Vinegar can be used in an RV toilet. By combining one of a few simple ingredients with vinegar, you can effectively clean your RV toilet.
Baking soda with vinegar can be a huge help in cleaning and disinfecting your RV toilet. Be sure to use gloves when working with vinegar, as it can harm bare skin.
Can I use Dawn to clean my RV toilet?
Dawn is recommended by many RVers as an effective cleaner for the black tank. By pouring about a cup of Dawn in your toilet and then down into the tank, you can clean both the toilet and the tank.
Because it is notorious for its grease-fighting properties, Dawn can help clean and freshen your toilet and waste tank.
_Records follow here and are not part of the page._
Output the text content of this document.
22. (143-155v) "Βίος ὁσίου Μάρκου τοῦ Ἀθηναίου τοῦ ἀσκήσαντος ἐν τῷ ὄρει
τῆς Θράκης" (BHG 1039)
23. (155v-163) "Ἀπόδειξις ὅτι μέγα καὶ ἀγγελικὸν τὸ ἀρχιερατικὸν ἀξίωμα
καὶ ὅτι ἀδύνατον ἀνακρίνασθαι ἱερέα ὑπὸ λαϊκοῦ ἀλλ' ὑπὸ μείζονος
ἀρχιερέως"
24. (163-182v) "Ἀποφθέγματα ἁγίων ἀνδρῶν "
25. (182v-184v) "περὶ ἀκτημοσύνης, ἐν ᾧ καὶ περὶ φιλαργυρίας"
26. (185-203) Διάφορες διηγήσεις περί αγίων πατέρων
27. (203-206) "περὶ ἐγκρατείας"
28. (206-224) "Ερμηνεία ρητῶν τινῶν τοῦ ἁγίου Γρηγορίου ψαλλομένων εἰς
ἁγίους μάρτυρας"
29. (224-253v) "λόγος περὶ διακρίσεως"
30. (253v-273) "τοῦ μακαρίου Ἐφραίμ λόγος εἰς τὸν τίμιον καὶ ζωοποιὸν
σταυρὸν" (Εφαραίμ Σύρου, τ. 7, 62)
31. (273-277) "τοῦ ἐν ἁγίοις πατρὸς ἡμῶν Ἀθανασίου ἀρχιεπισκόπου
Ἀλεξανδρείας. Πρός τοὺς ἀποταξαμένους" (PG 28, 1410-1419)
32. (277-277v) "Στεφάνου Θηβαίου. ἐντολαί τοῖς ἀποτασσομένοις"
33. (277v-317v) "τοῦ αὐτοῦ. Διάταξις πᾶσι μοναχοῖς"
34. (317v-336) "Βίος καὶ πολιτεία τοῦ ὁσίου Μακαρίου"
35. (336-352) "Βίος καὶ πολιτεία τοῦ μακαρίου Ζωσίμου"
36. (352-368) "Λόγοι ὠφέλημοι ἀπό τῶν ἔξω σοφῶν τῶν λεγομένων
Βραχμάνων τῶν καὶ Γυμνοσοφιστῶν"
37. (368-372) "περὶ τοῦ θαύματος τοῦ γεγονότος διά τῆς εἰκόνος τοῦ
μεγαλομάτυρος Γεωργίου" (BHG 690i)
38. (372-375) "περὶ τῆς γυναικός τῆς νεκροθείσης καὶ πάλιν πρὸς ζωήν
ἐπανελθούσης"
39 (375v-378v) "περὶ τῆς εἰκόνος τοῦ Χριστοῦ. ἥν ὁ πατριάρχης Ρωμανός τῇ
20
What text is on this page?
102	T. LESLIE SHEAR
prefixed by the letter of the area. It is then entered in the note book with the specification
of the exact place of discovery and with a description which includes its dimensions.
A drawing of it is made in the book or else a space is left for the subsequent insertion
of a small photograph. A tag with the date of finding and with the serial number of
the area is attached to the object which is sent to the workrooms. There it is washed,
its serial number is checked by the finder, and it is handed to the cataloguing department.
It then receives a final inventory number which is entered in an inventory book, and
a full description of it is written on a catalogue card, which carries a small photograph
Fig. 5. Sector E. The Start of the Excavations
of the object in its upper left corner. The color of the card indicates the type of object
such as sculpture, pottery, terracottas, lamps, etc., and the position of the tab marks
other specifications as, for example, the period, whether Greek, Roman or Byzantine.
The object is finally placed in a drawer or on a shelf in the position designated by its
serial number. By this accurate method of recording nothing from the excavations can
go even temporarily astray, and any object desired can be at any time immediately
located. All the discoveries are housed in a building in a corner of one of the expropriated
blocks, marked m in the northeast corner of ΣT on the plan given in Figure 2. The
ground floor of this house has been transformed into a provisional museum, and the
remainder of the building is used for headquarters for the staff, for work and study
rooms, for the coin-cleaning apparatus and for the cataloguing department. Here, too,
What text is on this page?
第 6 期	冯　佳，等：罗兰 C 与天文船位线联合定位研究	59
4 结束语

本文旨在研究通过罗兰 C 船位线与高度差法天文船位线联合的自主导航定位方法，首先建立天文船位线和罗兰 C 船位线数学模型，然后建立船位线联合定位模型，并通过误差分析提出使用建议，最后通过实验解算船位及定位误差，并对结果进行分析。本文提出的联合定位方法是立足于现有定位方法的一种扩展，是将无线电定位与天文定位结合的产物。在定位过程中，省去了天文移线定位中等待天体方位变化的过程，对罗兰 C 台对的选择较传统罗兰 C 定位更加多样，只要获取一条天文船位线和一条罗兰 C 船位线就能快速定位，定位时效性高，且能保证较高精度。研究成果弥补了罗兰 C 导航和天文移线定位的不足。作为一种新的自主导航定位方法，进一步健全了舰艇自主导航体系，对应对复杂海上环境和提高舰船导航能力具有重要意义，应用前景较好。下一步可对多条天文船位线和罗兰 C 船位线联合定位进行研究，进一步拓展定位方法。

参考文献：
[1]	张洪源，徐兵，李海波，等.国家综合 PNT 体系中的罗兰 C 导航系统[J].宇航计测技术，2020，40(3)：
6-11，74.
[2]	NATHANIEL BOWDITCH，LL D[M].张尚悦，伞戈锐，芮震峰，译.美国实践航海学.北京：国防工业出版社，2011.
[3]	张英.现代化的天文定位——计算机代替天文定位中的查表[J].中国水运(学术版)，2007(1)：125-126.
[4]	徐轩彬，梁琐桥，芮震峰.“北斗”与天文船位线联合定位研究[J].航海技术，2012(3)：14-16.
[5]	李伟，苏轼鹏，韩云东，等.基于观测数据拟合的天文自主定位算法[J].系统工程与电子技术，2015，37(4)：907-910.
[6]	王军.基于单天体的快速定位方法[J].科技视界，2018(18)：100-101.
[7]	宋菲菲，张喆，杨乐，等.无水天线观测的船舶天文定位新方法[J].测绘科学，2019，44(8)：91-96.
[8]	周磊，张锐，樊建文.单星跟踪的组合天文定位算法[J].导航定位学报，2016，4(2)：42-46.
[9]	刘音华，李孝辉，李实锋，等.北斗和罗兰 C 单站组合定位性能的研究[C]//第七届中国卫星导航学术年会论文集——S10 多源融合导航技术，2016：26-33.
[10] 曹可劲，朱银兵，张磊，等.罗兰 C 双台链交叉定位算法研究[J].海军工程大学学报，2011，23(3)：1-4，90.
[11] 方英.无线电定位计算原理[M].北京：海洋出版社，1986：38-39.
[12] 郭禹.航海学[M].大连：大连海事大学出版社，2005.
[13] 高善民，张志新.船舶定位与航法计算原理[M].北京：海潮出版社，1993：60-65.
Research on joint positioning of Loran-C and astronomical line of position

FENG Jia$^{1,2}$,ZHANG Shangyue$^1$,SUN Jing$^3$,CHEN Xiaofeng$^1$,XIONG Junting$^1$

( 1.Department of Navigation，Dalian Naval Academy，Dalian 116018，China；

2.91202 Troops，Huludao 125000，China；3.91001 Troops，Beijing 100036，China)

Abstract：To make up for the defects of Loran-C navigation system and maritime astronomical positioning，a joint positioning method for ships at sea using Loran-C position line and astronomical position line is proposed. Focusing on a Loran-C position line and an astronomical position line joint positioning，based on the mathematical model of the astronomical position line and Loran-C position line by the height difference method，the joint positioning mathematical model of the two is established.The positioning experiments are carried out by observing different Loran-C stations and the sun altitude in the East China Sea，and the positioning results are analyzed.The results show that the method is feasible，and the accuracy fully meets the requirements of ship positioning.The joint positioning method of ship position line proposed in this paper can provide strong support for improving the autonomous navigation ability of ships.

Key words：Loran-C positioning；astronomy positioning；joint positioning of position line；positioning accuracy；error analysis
How do I get rid of sewer flies in my RV toilet?
Sewer flies are pesky insects that feed on sewage and organic material. It is possible to rid your space of sewer flies usually by eliminating the source.
Since sewer flies thrive on old waste, cleaning out your toilet, pipes, and tank can help keep them out.
Should you keep water in your RV toilet?
There are several reasons why you should keep a couple of inches of water in your RV toilet. Water can create a barrier for unpleasant smells and also help to prevent stains on the bowl of your toilet.
Just a couple of inches of water can assist in breaking up solid waste and dissolving toilet paper.
Your RV should be your travel sanctuary, providing all of the amenities of your home when you are away from home. A stinky bathroom can turn any vacation sour.
We hope that this article has provided some effective tips for keeping your RV bathroom space smelling fresh.